Время от времени в Джеймстаун приходили корабли, но то были небольшие суденышки. Большинство из них покинуло Англию еще до отплытия «Санта-Тересы», остальные принадлежали купцам, покупающим в Виргинии бочарную клепку и древесину американского лавра и не осведомленным о том, что происходит при дворе. Только «Морской цветок», вышедший из Лондона через две недели после «Санта-Тересы» и надолго задержанный в пути встречными ветрами, привез письмо от помощника казначея Компании, адресованное губернатору и Совету колонии. Его содержание я узнал от Ролфа. В нем говорилось о том, сколько шума наделал при дворе внезапный отъезд королевского фаворита. «Никто не знает, куда он исчез. Король стал мрачен; поговаривают, что Тайный совет так же теряется в догадках, как и все прочие. Милорд Бэкингем не говорит ничего, но число его приверженцев, несколько сократившееся за последние месяцы, умножилось настолько, что приемные его милости не могут вместить толпы тех, кто является засвидетельствовать ему свое почтение. Одни утверждают, что лорд Карнэл бежал из королевства, чтобы избежать заключения в Тауэр; другие — что король послал его с миссией в Испанию; третьи полагают, что ему взбрело в голову отправиться в Америку, чтобы найти легендарную золотую шахту Роли
[72].Последнее предположение кажется мне наименее вероятным, однако если оно оправдается и милорд Карнэл высадится в Виргинии, встретьте его с почетом. Если он по-прежнему в милости у его величества, Компания могла бы приобрести в его лице могущественного друга; ибо, Бог свидетель, их у нас немного, а вот в могущественных врагах недостатка нет!»

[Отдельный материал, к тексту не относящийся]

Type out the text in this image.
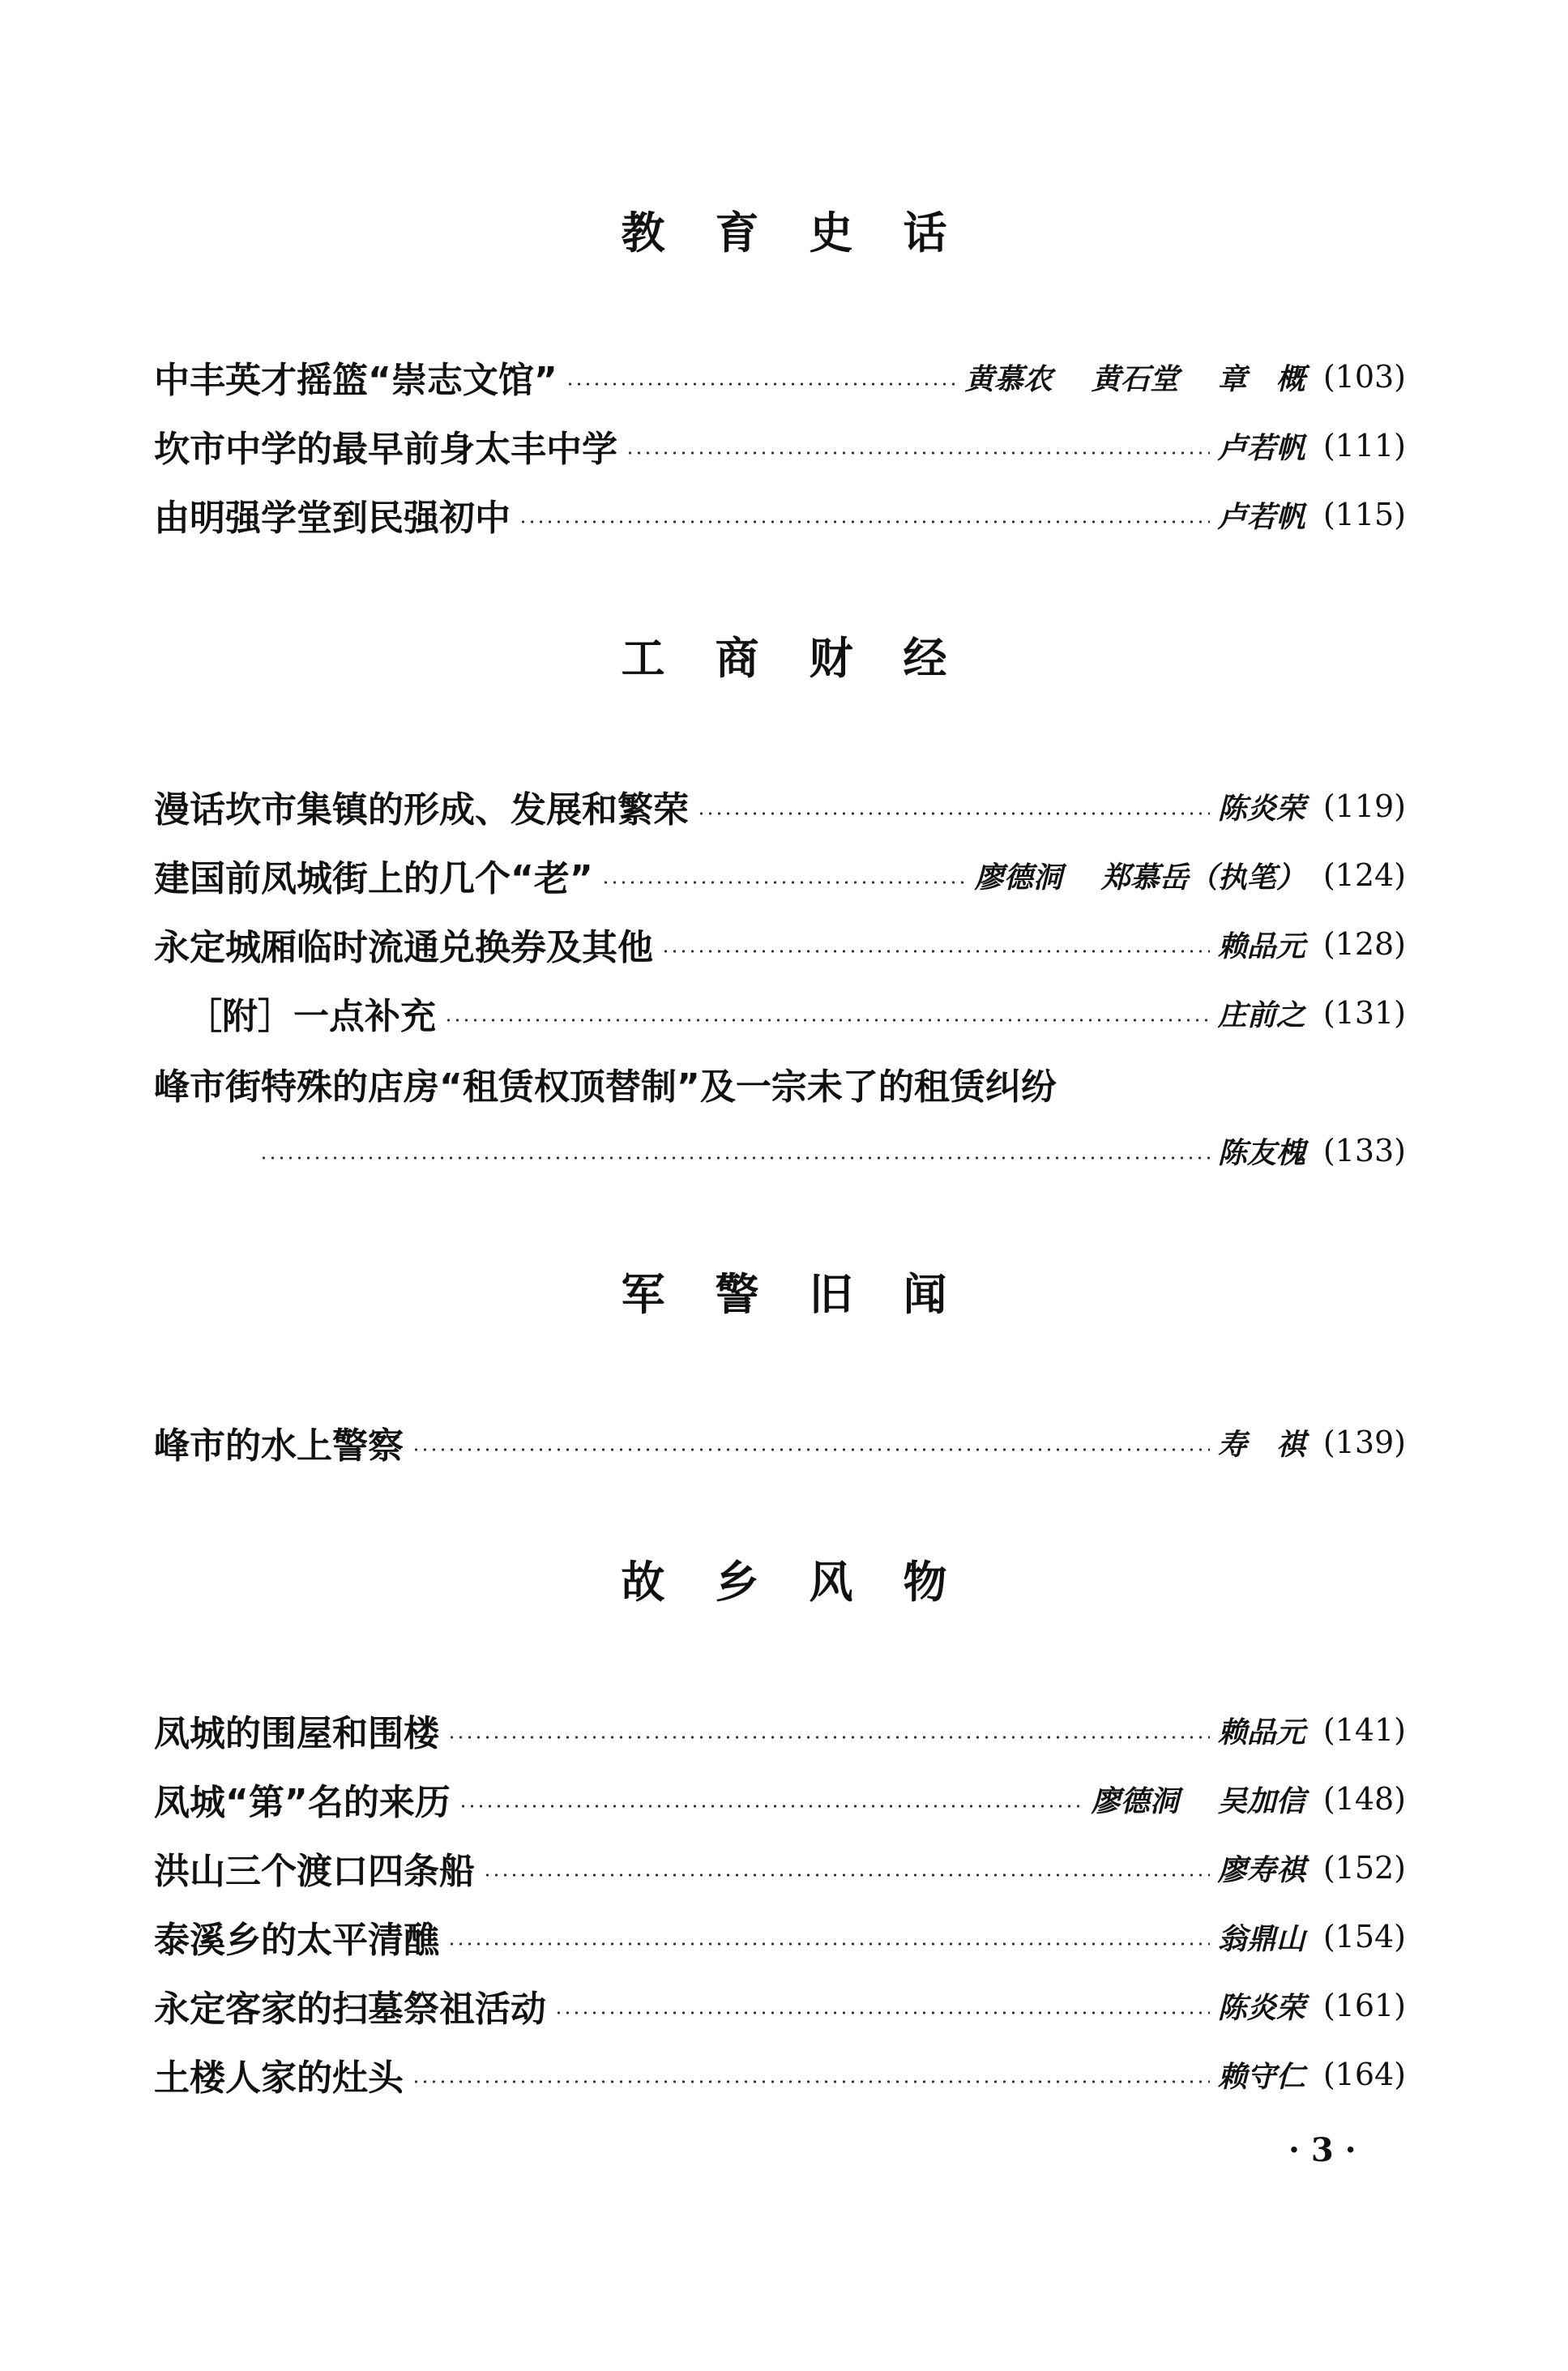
教 育 史 话
中丰英才摇篮“崇志文馆”	黄慕农 黄石堂 章　概 (103)
坎市中学的最早前身太丰中学	卢若帆 (111)
由明强学堂到民强初中	卢若帆 (115)
工 商 财 经
漫话坎市集镇的形成、发展和繁荣	陈炎荣 (119)
建国前凤城街上的几个“老”	廖德洞 郑慕岳（执笔） (124)
永定城厢临时流通兑换券及其他	赖品元 (128)
［附］一点补充	庄前之 (131)
峰市街特殊的店房“租赁权顶替制”及一宗未了的租赁纠纷
陈友槐 (133)
军 警 旧 闻
峰市的水上警察	寿　祺 (139)
故 乡 风 物
凤城的围屋和围楼	赖品元 (141)
凤城“第”名的来历	廖德洞 吴加信 (148)
洪山三个渡口四条船	廖寿祺 (152)
泰溪乡的太平清醮	翁鼎山 (154)
永定客家的扫墓祭祖活动	陈炎荣 (161)
土楼人家的灶头	赖守仁 (164)
· 3 ·
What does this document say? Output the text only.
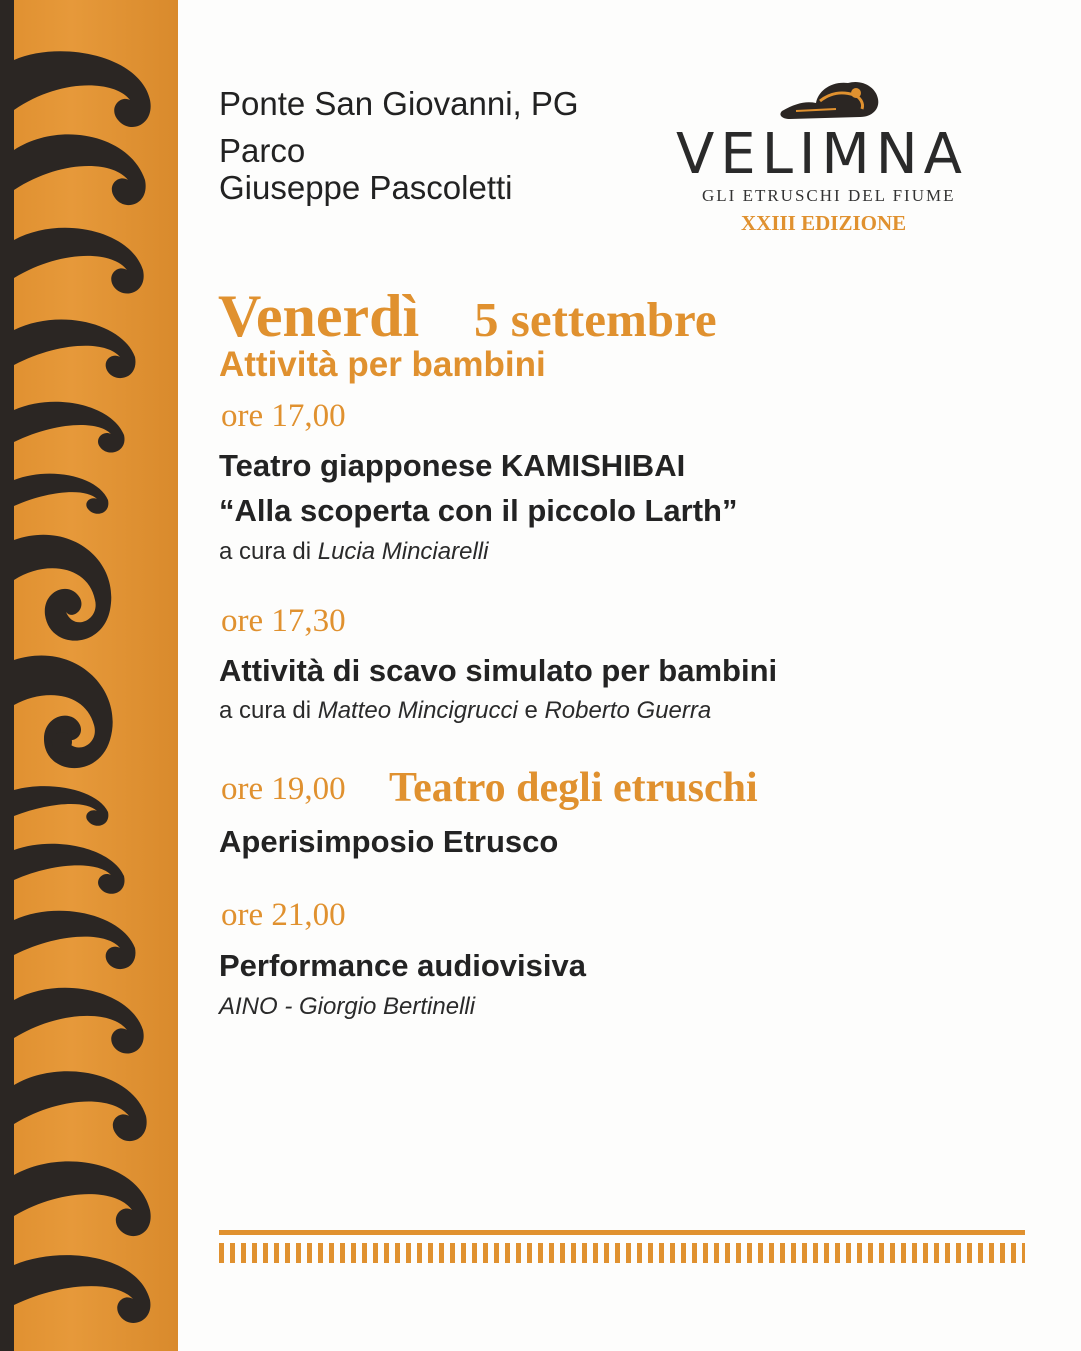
Ponte San Giovanni, PG
Parco
Giuseppe Pascoletti
VELIMNA
GLI ETRUSCHI DEL FIUME
XXIII EDIZIONE
Venerdì 5 settembre
Attività per bambini
ore 17,00
Teatro giapponese KAMISHIBAI
“Alla scoperta con il piccolo Larth”
a cura di Lucia Minciarelli
ore 17,30
Attività di scavo simulato per bambini
a cura di Matteo Mincigrucci e Roberto Guerra
ore 19,00 Teatro degli etruschi
Aperisimposio Etrusco
ore 21,00
Performance audiovisiva
AINO - Giorgio Bertinelli
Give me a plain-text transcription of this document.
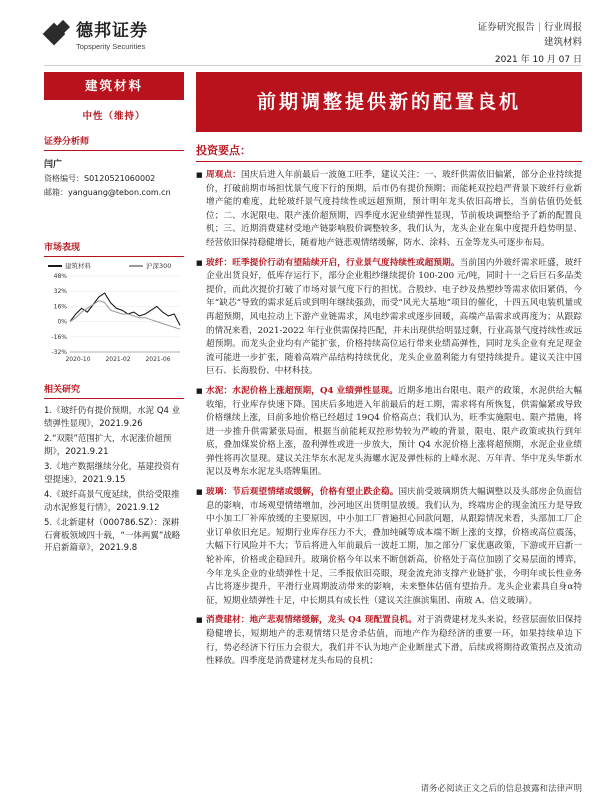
德邦证券
Topsperity Securities
证券研究报告 | 行业周报
建筑材料
2021 年 10 月 07 日
建筑材料
中性（维持）
证券分析师
闫广
资格编号：S0120521060002
邮箱：yanguang@tebon.com.cn
市场表现
建筑材料	沪深300
48%
32%
16%
0%
-16%
-32%
2020-10 2021-02 2021-06
相关研究
1.《玻纤仍有提价预期，水泥 Q4 业绩弹性显现》，2021.9.26
2.“双限”范围扩大，水泥涨价超预期》，2021.9.21
3.《地产数据继续分化，基建投资有望提速》，2021.9.15
4.《玻纤高景气度延续，供给受限推动水泥修复行情》，2021.9.12
5.《北新建材（000786.SZ）：深耕石膏板领域四十载，“一体两翼”战略开启新篇章》，2021.9.8
前期调整提供新的配置良机
投资要点：
■ 周观点：国庆后进入年前最后一波施工旺季，建议关注：一、玻纤供需依旧偏紧，部分企业持续提价，打破前期市场担忧景气度下行的预期，后市仍有提价预期；而能耗双控趋严背景下玻纤行业新增产能的难度，此轮玻纤景气度持续性或远超预期，预计明年龙头依旧高增长，当前估值仍处低位；二、水泥限电、限产涨价超预期，四季度水泥业绩弹性显现，节前板块调整给予了新的配置良机；三、近期消费建材受地产链影响股价调整较多，我们认为，龙头企业在集中度提升趋势明显、经营依旧保持稳健增长，随着地产链悲观情绪缓解，防水、涂料、五金等龙头可逐步布局。
■ 玻纤：旺季提价行动有望陆续开启，行业景气度持续性或超预期。当前国内外玻纤需求旺盛，玻纤企业出货良好，低库存运行下，部分企业粗纱继续提价 100-200 元/吨，同时十一之后巨石多品类提价，而此次提价打破了市场对景气度下行的担忧。合股纱、电子纱及热塑纱等需求依旧紧俏，今年“缺芯”导致的需求延后或到明年继续强劲，而受“风光大基地”项目的催化，十四五风电装机量或再超预期，风电拉动上下游产业链需求，风电纱需求或逐步回暖，高端产品需求或再度为；从跟踪的情况来看，2021-2022 年行业供需保持匹配，并未出现供给明显过剩，行业高景气度持续性或远超预期。而龙头企业均有产能扩张，价格持续高位运行带来业绩高弹性，同时龙头企业有充足现金流可能进一步扩张，随着高端产品结构持续优化，龙头企业盈利能力有望持续提升。建议关注中国巨石、长海股份、中材科技。
■ 水泥：水泥价格上涨超预期，Q4 业绩弹性显现。近期多地出台限电、限产的政策，水泥供给大幅收缩，行业库存快速下降。国庆后多地进入年前最后的赶工期，需求将有所恢复，供需偏紧或导致价格继续上涨，目前多地价格已经超过 19Q4 价格高点；我们认为，旺季实施限电、限产措施，将进一步推升供需紧张局面，根据当前能耗双控形势较为严峻的背景，限电、限产政策或执行到年底，叠加煤炭价格上涨，盈利弹性或进一步放大，预计 Q4 水泥价格上涨将超预期，水泥企业业绩弹性将再次显现。建议关注华东水泥龙头海螺水泥及弹性标的上峰水泥、万年青、华中龙头华新水泥以及粤东水泥龙头塔牌集团。
■ 玻璃：节后观望情绪或缓解，价格有望止跌企稳。国庆前受玻璃期货大幅调整以及头部房企负面信息的影响，市场观望情绪增加，沙河地区出货明显放缓。我们认为，终端房企的现金流压力是导致中小加工厂补库放缓的主要原因，中小加工厂普遍担心回款问题，从跟踪情况来看，头部加工厂企业订单依旧充足。短期行业库存压力不大，叠加纯碱等成本端不断上涨的支撑，价格或高位震荡，大幅下行风险并不大；节后将进入年前最后一波赶工期，加之部分厂家优惠政策，下游或开启新一轮补库，价格或企稳回升。玻璃价格今年以来不断创新高，价格处于高位加剧了交易层面的博弈，今年龙头企业的业绩弹性十足，三季报依旧亮眼，现金流充沛支撑产业链扩张，今明年或长性业务占比将逐步提升，平滑行业周期波动带来的影响，未来整体估值有望抬升。龙头企业素具自身α特征，短期业绩弹性十足，中长期具有成长性（建议关注旗滨集团、南玻 A、信义玻璃）。
■ 消费建材：地产悲观情绪缓解，龙头 Q4 现配置良机。对于消费建材龙头来说，经营层面依旧保持稳健增长，短期地产的悲观情绪只是舍杀估值，而地产作为稳经济的重要一环，如果持续单边下行，势必经济下行压力会很大，我们并不认为地产企业断崖式下滑，后续或将期待政策拐点及流动性释放。四季度是消费建材龙头布局的良机；
请务必阅读正文之后的信息披露和法律声明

В конце письма его автор, достойный мастер Феррар среди прочих городских и придворных новостей сообщал об исчезновении королевской воспитанницы, леди Джослин Ли. «Ходят слухи, что она лишила себя жизни; еще говорят, что его величество собирался выдать ее за милорда Карнэла. Если бы истинная любовь, добродетель и постоянство еще встречались в наше время, можно было бы предположить, что означенный лорд покинул двор, дабы предаться своему горю в уединении холмов, рек и тенистых долин, ибо пропавшая леди стоила того, чтобы о ней так горевать».
Воистину, она того стоила, но милорд Карнэл совсем не склонен был предаваться горю.
Лето прошло, а я так ничего и не сделал. Да и что я мог сделать? Перед отплытием «Счастливого возвращения» я написал письма сэру Эдвину Сэндзу и моему кузену, графу Нортумберленду. Сэра Эдвина король ненавидел, как ненавидел табак и колдовство. «Выбирайте хоть дьявола, но только не Эдвина Сэндза!» — сказал он в сердцах, когда в позапрошлом году в Компании проходили выборы казначея. Что до лорда Нортумберленда, то причастность к пороховому заговору
[73]лишила его богатства, славы и влияния при дворе.На этих двоих надежды было мало. Я не сомневался, что, помня о пережитых вместе опасностях, губернатор и члены Совета колонии искренне желали мне добра, но в их власти было немногое. Подарив мне нынешнюю отсрочку, Ирдли сделал все, что мог, больше, чем на его месте сделали бы другие. Помогать мне и дальше было не в его силах, да я и не стал бы просить. Сам будучи не в фаворе у могущественной клики лорда Уорика, он и так подставил себя под удар ради меня и моей жены. Я не решался оставить Джеймстаун и бежать с женою к индейцам — ведь там она могла погибнуть, и притом в жестоких мучениях. Кроме того, в последнее время верховный вождь Опечанканоу
[74]почему-то начал отсылать обратно беглых преступников и кабальных работников, меж тем как прежде все наши просьбы о выдаче были напрасны. И если бы даже я рискнул зайти с женой в индейскую деревню и пренебрег опасностями, грозящими нам от войн между племенами, перед нами все равно был бы бескрайний враждебный лес и зима, которая стала бы для нас последней. Я не мог допустить, чтобы Джослин умерла от голода и холода или волчьих клыков. И не мог сделать того, чего хотел — захватить в одиночку королевский корабль со всем экипажем и поплыть на юг, все дальше и дальше на юг, где нам преграждали бы путь только испанские корабли, а за ними — лазурные воды, пряные ветры и незнакомые земли, счастливые острова блаженных.Ни я, ни она ничего не могли сделать. Наша судьба держала нас за руки, и держала крепко. Мы не двигались с места, а дни приходили и уходили, словно долгие сны.